TALLAHASSEE, Fla. (WTXL) — In just 15 seconds Leon County Sheriff's Office can now identify an inmate using biometric technology.
"Five years ago we had the highest crime rate in the state of Florida."
That is the reason LCSO is enforcing the inmate recognition identification system — also known as IRIS.
"Which means I'm not providing anybody with information about me and I've just been arrested by Tallahassee PD."
It identifies current and former inmates.
This system makes matches in seconds, no matter where the person was originally arrested.
Chief operating officer at BI2 technologies John Leonard said this is the holy grail of human identity.

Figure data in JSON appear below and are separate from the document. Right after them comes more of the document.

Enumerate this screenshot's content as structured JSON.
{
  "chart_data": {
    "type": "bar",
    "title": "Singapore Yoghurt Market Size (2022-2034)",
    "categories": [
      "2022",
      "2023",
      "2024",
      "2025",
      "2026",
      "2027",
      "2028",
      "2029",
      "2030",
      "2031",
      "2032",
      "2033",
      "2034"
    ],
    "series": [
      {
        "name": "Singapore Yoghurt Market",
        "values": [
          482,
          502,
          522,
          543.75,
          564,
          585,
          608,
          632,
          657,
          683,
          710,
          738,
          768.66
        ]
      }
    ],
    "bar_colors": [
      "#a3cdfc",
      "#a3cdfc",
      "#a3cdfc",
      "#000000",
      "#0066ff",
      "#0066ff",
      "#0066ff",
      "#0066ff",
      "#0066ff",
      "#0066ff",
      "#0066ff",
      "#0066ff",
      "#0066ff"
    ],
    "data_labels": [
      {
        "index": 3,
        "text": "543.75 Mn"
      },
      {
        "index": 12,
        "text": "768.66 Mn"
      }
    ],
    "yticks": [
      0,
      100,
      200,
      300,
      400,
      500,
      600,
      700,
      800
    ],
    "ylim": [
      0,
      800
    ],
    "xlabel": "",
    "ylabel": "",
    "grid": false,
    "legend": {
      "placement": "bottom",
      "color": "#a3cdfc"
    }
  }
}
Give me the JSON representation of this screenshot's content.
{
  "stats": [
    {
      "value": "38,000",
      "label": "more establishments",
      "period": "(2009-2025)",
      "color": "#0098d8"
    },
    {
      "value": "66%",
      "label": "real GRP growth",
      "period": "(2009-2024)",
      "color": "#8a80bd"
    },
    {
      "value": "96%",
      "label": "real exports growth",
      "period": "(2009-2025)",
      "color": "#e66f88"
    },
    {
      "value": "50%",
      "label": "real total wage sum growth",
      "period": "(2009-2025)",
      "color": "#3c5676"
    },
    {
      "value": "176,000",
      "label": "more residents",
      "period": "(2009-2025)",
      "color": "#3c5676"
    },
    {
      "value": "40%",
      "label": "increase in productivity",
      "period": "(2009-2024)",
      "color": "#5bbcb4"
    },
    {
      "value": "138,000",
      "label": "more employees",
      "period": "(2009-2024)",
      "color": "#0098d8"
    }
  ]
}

"Whether someone has actually provided the proper name or date of birth or tried to allude detection The IRIS recognition truly is the ability for us to identify somebody accurately and honestly."
This system cost about $20,000 but Leon County was awarded a grant for the funding.
They have been using the IRIS for a few months and Assistant Sheriff Steve Harrelson said it helps when booking inmates.
"While we have an inmate who may come in and not be cooperative in telling us who they are or trying to seal their identity by doing something with their fingerprints or with their facial features with the IRIS they cant defeat that."
In just 15 seconds inmates can be identified. The IRIS is another tool to protect people in Leon County.
"We now know who they are so where somebody might have bonded out on a charge and by the time we got them properly identified with fingerprints somebody might have gotten away."
Leon County Sheriffs Department has been using IRIS since May.
The IRIS technology is currently in use in seven counties in Florida, that includes Wakulla, Leon, Hendry, Bradford, Levi, Flagler, and Franklin.
Flagler and Franklin Counties will go live with the technology at the end of the month.